Data collected by the Hawai‘i Department of Health (DOH) revealed racial disparities in COVID-19 infections and death. Race and ethnicity can serve as markers for underlying systemic and structural inequities that drive health disparities. This data-informed DOH’s COVID-19 response and emphasized the need to prevent and reduce inequities in social determinants of health, access to health care, and health conditions. Click here to read the report.
“These findings demonstrate the importance of collecting and disaggregating data to more effectively address health disparities,” said Dr. Joshua Quint, DOH Epidemiologist, and primary author. “We are thankful for our community partners who have worked hand-in-hand with DOH in our health equity efforts and we are committed to continuing to make data available to improve health outcomes.”
The Hawaiʻi data was published in CDC’s Morbidity and Mortality Weekly Report (MMWR), a national weekly journal highlighting public health information and recommendations. Authors include researchers from DOH, the University of Hawaiʻi, and the Office of Hawaiian Affairs.
Data from Native Hawaiian, Pacific Islander, and Asian populations are often combined into one group in studies, which can hide important differences between these communities. By separating COVID-19 infection and mortality data into more detailed racial subgroups, the report highlights large disparities in COVID-19 case and death rates among Native Hawaiian, Pacific Islander, and Asian communities.
Rates of infection and death were highest among Pacific Islander populations. Additionally, researchers found that among Asian populations, infection rates were highest among the Filipino and Vietnamese populations. Data included in the analysis were collected between March 1, 2020, and Feb. 28, 2021, but DOH continues to collect and report disaggregated infection and mortality data.
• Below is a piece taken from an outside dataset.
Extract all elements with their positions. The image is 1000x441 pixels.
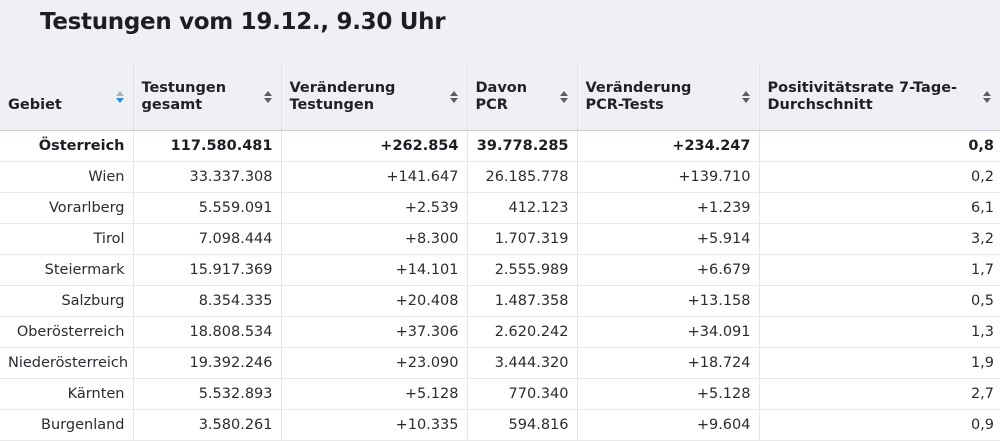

The data allowed DOH to improve its community response, which included the creation of the Pacific Islander Priority Investigations and Outreach Team and the COVID-19 Outreach and Public Health Education project to provide translated prevention information, improved access to resources, and support community outreach. These efforts complemented grassroots initiatives within Native Hawaiian, Pacific Islander, and Filipino communities.
The MMWR article follows the March release of the DOH’s “COVID-19 in Hawai‘i: Addressing Health Equity in Diverse Populations” report.